Monica Caruso, spokeswoman for the Southern Nevada Home Builders Association, said other builders have shut down because of the inability to get construction loans — not to mention the difficulty potential buyers have in getting home loans.

“All you have to do is look at the number of permits to see they are having difficulty,” Caruso said.

Builders sold 665 new homes in December to bring their annual total to 9,741, a decline of 49 percent from 2007.

Builders took out 148 building permits in December. In a two-week period in January, Las Vegas builders sold only 35 homes among them — signs of a worsening slowdown, McCormick said.

Las Vegas homebuilders have been struggling to compete against falling prices spurred by foreclosures in the existing-home market. Sixty-five percent of existing homes sold in December were owned by banks, and that pushed the median price to $157,250. In comparison, the median price of a new home was $240,880 in December, and builders say it is hard to lower prices further because of land costs.

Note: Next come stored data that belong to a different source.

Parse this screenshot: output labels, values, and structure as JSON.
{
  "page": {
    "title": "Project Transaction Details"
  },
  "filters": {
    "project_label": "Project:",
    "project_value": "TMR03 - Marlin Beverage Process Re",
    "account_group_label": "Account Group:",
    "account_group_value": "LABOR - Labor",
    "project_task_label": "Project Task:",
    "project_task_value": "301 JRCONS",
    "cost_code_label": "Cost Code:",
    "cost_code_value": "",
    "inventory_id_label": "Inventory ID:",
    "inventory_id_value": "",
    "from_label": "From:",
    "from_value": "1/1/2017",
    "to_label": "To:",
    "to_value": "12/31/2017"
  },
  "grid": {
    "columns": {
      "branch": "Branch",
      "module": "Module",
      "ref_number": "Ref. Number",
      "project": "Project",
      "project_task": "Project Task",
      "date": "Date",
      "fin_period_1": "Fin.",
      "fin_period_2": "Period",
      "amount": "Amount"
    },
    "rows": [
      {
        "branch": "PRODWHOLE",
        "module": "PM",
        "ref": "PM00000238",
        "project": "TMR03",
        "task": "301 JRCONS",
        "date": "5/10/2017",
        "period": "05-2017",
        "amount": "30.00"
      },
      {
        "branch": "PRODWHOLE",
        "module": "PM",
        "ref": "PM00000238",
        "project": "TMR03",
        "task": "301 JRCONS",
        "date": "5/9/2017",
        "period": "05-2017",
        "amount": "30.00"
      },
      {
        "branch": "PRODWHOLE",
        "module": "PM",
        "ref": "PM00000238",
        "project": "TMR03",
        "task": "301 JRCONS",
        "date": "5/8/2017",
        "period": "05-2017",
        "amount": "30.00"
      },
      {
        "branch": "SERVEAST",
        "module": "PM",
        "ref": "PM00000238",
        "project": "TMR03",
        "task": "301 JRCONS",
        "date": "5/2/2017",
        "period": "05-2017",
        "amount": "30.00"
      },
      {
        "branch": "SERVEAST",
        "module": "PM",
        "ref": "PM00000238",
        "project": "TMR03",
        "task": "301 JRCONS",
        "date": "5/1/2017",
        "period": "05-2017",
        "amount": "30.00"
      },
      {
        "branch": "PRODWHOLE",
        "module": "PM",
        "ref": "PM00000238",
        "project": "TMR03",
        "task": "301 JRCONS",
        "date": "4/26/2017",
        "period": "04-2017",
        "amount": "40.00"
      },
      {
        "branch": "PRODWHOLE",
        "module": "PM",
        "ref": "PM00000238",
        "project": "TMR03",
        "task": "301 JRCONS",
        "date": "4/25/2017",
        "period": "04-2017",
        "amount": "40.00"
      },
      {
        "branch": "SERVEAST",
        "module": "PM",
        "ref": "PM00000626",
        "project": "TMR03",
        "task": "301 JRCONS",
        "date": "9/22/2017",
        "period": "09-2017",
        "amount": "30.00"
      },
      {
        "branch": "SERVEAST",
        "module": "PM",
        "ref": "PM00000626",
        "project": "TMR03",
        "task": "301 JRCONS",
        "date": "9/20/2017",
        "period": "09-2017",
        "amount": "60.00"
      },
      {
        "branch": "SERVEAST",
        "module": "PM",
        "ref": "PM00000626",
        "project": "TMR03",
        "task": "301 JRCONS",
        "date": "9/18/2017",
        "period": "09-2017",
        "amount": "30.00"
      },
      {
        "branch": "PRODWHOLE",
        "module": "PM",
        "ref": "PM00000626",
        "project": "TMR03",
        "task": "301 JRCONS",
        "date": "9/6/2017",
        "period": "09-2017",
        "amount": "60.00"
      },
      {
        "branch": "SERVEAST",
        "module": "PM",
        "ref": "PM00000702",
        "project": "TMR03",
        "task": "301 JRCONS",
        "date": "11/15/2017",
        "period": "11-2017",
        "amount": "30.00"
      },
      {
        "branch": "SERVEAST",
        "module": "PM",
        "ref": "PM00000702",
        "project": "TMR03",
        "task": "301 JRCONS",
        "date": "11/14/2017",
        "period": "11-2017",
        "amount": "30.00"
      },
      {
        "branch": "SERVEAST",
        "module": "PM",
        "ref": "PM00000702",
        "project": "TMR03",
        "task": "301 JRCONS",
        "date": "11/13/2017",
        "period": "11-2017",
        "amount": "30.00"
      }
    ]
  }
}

“I am very worried about the market,” he said. “The general public is waiting to see what the government is going to do before they decide to buy,” he said. “For us to try and figure out what is going to happen this year without knowing what or if anything the government is going to do is a wild guess.”

Private builders such as Astoria are more likely to halt construction because they have less access to capital than the large publicly held builders.

“Common sense and rationality are completely out of the market right now,” McCormick said. “We look at it and say this thing has gone far beyond us and it is happening nationally. There are a lot of builders in trouble because the access to capital is gone. When capital runs from the industry, the industry stops.”

A version of this story appears in In Business Las Vegas, a sister publication of the Sun.